Deflation, a persisting
drop in price levels, forms a risk for the economic rebound in the weaker
Eurozone countries. It can push consumers to postpone their intended purchases,
in the expectance that prices will drop further. This erodes the profitability
of companies, which further endangers the employment. On top of that, deflation
makes that debt is relatively expensive, which makes it harder to settle.
Last week, the
European Central Bank (ECB) suddenly lowered the refi-rate in the Eurozone,
in an attempt to stimulate inflation
and support economic growth.
Especially in Spain
the inflation cooled off considerably during the last months. In July, the
prices still rose by 2% on an annual basis. In Ireland, prices are stagnating
since August, while the price level in Greece has been dropping for some time.
Here
are a number of charts showing the inflation rates in the Eurozone from 2005 -
2013, based on the inflation data by Eurostat. In these charts you can see why
people like me are fearing a period of deflation.
I
begin with the PIIGS-countries:
Inflation in the PIIGS countries from 2005 - 2013 Chart by: Ernst's Economy Data courtesy of: Eurostat Click to enlarge |
However,
also in the rest of the EU everything is not hunky dory.
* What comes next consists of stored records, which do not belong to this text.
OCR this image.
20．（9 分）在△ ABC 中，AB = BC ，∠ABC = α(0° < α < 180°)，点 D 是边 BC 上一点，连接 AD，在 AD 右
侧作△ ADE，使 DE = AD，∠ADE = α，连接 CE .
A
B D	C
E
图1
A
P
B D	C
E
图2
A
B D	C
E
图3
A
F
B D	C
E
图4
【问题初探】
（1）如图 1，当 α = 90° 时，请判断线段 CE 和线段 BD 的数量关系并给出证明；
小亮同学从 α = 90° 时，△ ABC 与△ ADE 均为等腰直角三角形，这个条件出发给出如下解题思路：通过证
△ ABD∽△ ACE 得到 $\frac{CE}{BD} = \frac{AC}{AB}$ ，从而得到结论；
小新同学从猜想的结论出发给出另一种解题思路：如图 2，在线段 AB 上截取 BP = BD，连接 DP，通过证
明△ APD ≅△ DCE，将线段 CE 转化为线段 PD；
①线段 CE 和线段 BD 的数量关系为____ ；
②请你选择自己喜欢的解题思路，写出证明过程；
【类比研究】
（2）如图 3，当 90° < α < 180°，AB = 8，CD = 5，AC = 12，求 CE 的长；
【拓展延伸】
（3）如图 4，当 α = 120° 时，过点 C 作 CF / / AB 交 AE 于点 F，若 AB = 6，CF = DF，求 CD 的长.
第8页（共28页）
Please have a look at
the following charts:
Inflation in the larger Eurozone economies from 2005 - 2013 Chart by: Ernst's Economy Data courtesy of: Eurostat Click to enlarge |
Inflation in the smaller Eurozone economies from 2005 - 2013 Chart by: Ernst's Economy Data courtesy of: Eurostat Click to enlarge |
Inflation in the larger non-Eurozone economies from 2005 - 2013 Chart by: Ernst's Economy Data courtesy of: Eurostat Click to enlarge |
Inflation in the smaller non-Eurozone economies from 2005 - 2013 Chart by: Ernst's Economy Data courtesy of: Eurostat Click to enlarge |
What
makes this deflationary trend even more dangerous than the trend at the end of
2008, is that we now have 5 years of crisis behind us and we are back at where
we started: a rapid movement downwards of the inflation rate.
The
deflation in 2009 could be called a shock-effect from the explosively emerging
economic crisis; this deflationary movement is definitely no shock-effect
anymore and could prove to be much more substantial and enduring than the one
in 2008/2009.
It
proves once again that the hyperinflation pundits (and especially Germany) did
not know what the heck they were talking about at the beginning of 2013.
It
is my prediction that this economic crisis – I call it a depression(!) – might turn
into many, many years of anemic growth and deflation within the European Union:
the Japan scenario.
And
please don’t think that something like this will only happen to the
PIIGS-countries. The whole EU can be subject to deflation in the coming months
and years.
Unless…
the EU governments could do something dramatic; starting with Germany.
The
ECB has unfortunately fired almost all its monetary bullets, so don’t count too
hard on the magic powers of ECB president Mario Draghi.